Ike Mazzard’s drawings symbolize the stereotypical male fantasy of unrealistic, flawless women. Joanna is familiar with Ike’s work before she moves to Stepford, since he’s a well-known magazine illustrator famous for his drawings of beautiful women with perfect features and large breasts. When Ike comes to Joanna’s house with some of the other members of the Men’s Association, he starts drawing her without asking permission. This makes Joanna deeply uncomfortable, but he just tells her to relax, condescendingly looking back and forth at her and his notepad. In this way, he objectifies Joanna and makes her feel self-conscious—after all, he’s carefully scrutinizing her every feature. To make matters worse, she knows that he always draws overly sexualized women that satisfy a certain male fantasy about what women should look like. She therefore feels as if he’s comparing her to an unrealistic ideal of feminine beauty, and the drawing itself comes to represent just how willing the men in Stepford are to subject women to unrealistic expectations.
Ike Mazzard’s Drawings Quotes in The Stepford Wives
“Hey,” she said, shifting uncomfortably and smiling, “I’m no Ike Mazzard girl.”

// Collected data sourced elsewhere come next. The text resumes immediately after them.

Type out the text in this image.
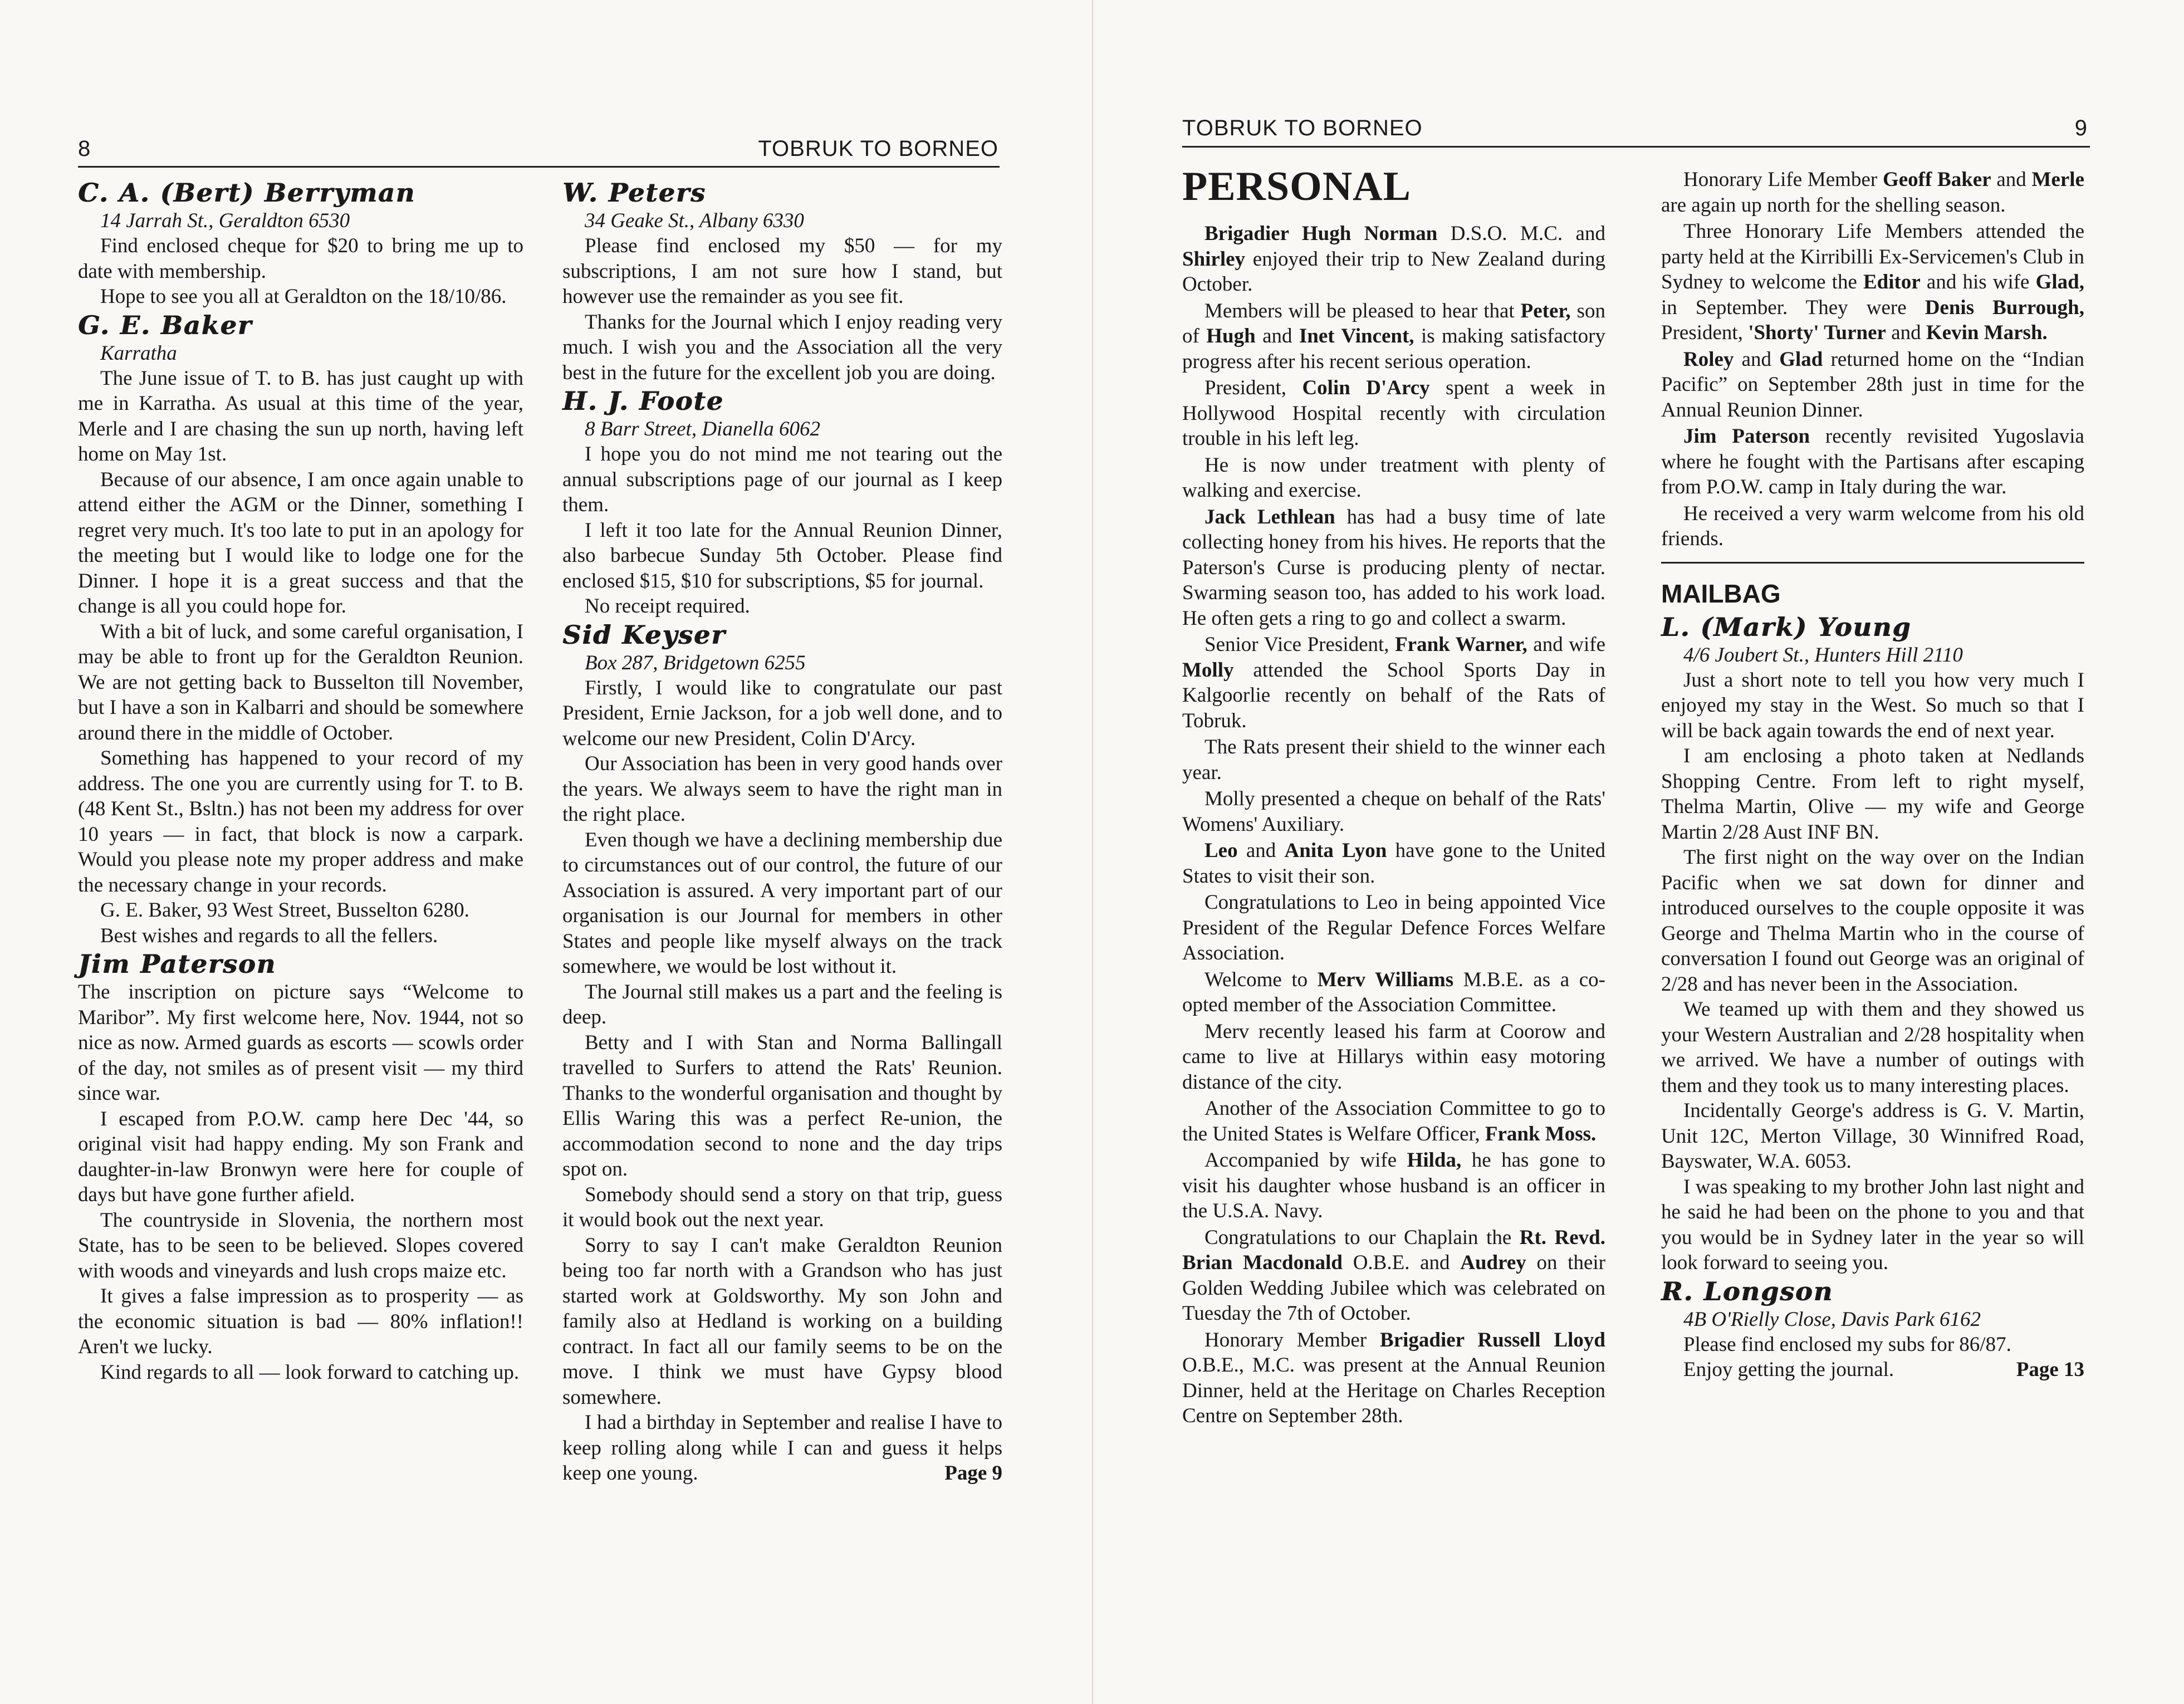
8	TOBRUK TO BORNEO
C. A. (Bert) Berryman

14 Jarrah St., Geraldton 6530

Find enclosed cheque for $20 to bring me up to date with membership.

Hope to see you all at Geraldton on the 18/10/86.

G. E. Baker

Karratha

The June issue of T. to B. has just caught up with me in Karratha. As usual at this time of the year, Merle and I are chasing the sun up north, having left home on May 1st.

Because of our absence, I am once again unable to attend either the AGM or the Dinner, something I regret very much. It's too late to put in an apology for the meeting but I would like to lodge one for the Dinner. I hope it is a great success and that the change is all you could hope for.

With a bit of luck, and some careful organisation, I may be able to front up for the Geraldton Reunion. We are not getting back to Busselton till November, but I have a son in Kalbarri and should be somewhere around there in the middle of October.

Something has happened to your record of my address. The one you are currently using for T. to B. (48 Kent St., Bsltn.) has not been my address for over 10 years — in fact, that block is now a carpark. Would you please note my proper address and make the necessary change in your records.

G. E. Baker, 93 West Street, Busselton 6280.

Best wishes and regards to all the fellers.

Jim Paterson

The inscription on picture says “Welcome to Maribor”. My first welcome here, Nov. 1944, not so nice as now. Armed guards as escorts — scowls order of the day, not smiles as of present visit — my third since war.

I escaped from P.O.W. camp here Dec '44, so original visit had happy ending. My son Frank and daughter-in-law Bronwyn were here for couple of days but have gone further afield.

The countryside in Slovenia, the northern most State, has to be seen to be believed. Slopes covered with woods and vineyards and lush crops maize etc.

It gives a false impression as to prosperity — as the economic situation is bad — 80% inflation!! Aren't we lucky.

Kind regards to all — look forward to catching up.

W. Peters

34 Geake St., Albany 6330

Please find enclosed my $50 — for my subscriptions, I am not sure how I stand, but however use the remainder as you see fit.

Thanks for the Journal which I enjoy reading very much. I wish you and the Association all the very best in the future for the excellent job you are doing.

H. J. Foote

8 Barr Street, Dianella 6062

I hope you do not mind me not tearing out the annual subscriptions page of our journal as I keep them.

I left it too late for the Annual Reunion Dinner, also barbecue Sunday 5th October. Please find enclosed $15, $10 for subscriptions, $5 for journal.

No receipt required.

Sid Keyser

Box 287, Bridgetown 6255

Firstly, I would like to congratulate our past President, Ernie Jackson, for a job well done, and to welcome our new President, Colin D'Arcy.

Our Association has been in very good hands over the years. We always seem to have the right man in the right place.

Even though we have a declining membership due to circumstances out of our control, the future of our Association is assured. A very important part of our organisation is our Journal for members in other States and people like myself always on the track somewhere, we would be lost without it.

The Journal still makes us a part and the feeling is deep.

Betty and I with Stan and Norma Ballingall travelled to Surfers to attend the Rats' Reunion. Thanks to the wonderful organisation and thought by Ellis Waring this was a perfect Re-union, the accommodation second to none and the day trips spot on.

Somebody should send a story on that trip, guess it would book out the next year.

Sorry to say I can't make Geraldton Reunion being too far north with a Grandson who has just started work at Goldsworthy. My son John and family also at Hedland is working on a building contract. In fact all our family seems to be on the move. I think we must have Gypsy blood somewhere.

I had a birthday in September and realise I have to keep rolling along while I can and guess it helps keep one young.	Page 9

TOBRUK TO BORNEO	9
PERSONAL

Brigadier Hugh Norman D.S.O. M.C. and Shirley enjoyed their trip to New Zealand during October.

Members will be pleased to hear that Peter, son of Hugh and Inet Vincent, is making satisfactory progress after his recent serious operation.

President, Colin D'Arcy spent a week in Hollywood Hospital recently with circulation trouble in his left leg.

He is now under treatment with plenty of walking and exercise.

Jack Lethlean has had a busy time of late collecting honey from his hives. He reports that the Paterson's Curse is producing plenty of nectar. Swarming season too, has added to his work load. He often gets a ring to go and collect a swarm.

Senior Vice President, Frank Warner, and wife Molly attended the School Sports Day in Kalgoorlie recently on behalf of the Rats of Tobruk.

The Rats present their shield to the winner each year.

Molly presented a cheque on behalf of the Rats' Womens' Auxiliary.

Leo and Anita Lyon have gone to the United States to visit their son.

Congratulations to Leo in being appointed Vice President of the Regular Defence Forces Welfare Association.

Welcome to Merv Williams M.B.E. as a co-opted member of the Association Committee.

Merv recently leased his farm at Coorow and came to live at Hillarys within easy motoring distance of the city.

Another of the Association Committee to go to the United States is Welfare Officer, Frank Moss.

Accompanied by wife Hilda, he has gone to visit his daughter whose husband is an officer in the U.S.A. Navy.

Congratulations to our Chaplain the Rt. Revd. Brian Macdonald O.B.E. and Audrey on their Golden Wedding Jubilee which was celebrated on Tuesday the 7th of October.

Honorary Member Brigadier Russell Lloyd O.B.E., M.C. was present at the Annual Reunion Dinner, held at the Heritage on Charles Reception Centre on September 28th.

Honorary Life Member Geoff Baker and Merle are again up north for the shelling season.

Three Honorary Life Members attended the party held at the Kirribilli Ex-Servicemen's Club in Sydney to welcome the Editor and his wife Glad, in September. They were Denis Burrough, President, 'Shorty' Turner and Kevin Marsh.

Roley and Glad returned home on the “Indian Pacific” on September 28th just in time for the Annual Reunion Dinner.

Jim Paterson recently revisited Yugoslavia where he fought with the Partisans after escaping from P.O.W. camp in Italy during the war.

He received a very warm welcome from his old friends.

MAILBAG
L. (Mark) Young

4/6 Joubert St., Hunters Hill 2110

Just a short note to tell you how very much I enjoyed my stay in the West. So much so that I will be back again towards the end of next year.

I am enclosing a photo taken at Nedlands Shopping Centre. From left to right myself, Thelma Martin, Olive — my wife and George Martin 2/28 Aust INF BN.

The first night on the way over on the Indian Pacific when we sat down for dinner and introduced ourselves to the couple opposite it was George and Thelma Martin who in the course of conversation I found out George was an original of 2/28 and has never been in the Association.

We teamed up with them and they showed us your Western Australian and 2/28 hospitality when we arrived. We have a number of outings with them and they took us to many interesting places.

Incidentally George's address is G. V. Martin, Unit 12C, Merton Village, 30 Winnifred Road, Bayswater, W.A. 6053.

I was speaking to my brother John last night and he said he had been on the phone to you and that you would be in Sydney later in the year so will look forward to seeing you.

R. Longson

4B O'Rielly Close, Davis Park 6162

Please find enclosed my subs for 86/87.

Enjoy getting the journal.	Page 13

“Every girl’s an Ike Mazzard girl,” Mazzard said, and smiled at her and smiled at his pecking.
She looked to Walter; he smiled embarrassedly and shrugged.
She was wrong, she knew it. She was wrong and frozen and wet and tired and hungry, and pulled eighteen ways by conflicting demands. Including to pee.
If they were killers, they’d have killed her then. The branch wouldn’t’ have stopped them, three men facing one woman.
[…]
Bobbie would bleed. It was coincidence that Dale Coba had worked on robots at Disneyland, that Claude Axhelm thought he was Henry Higgins, that Ike Mazzard drew his flattering sketches. Coincidence, that she had spun into—into madness. Yes, madness.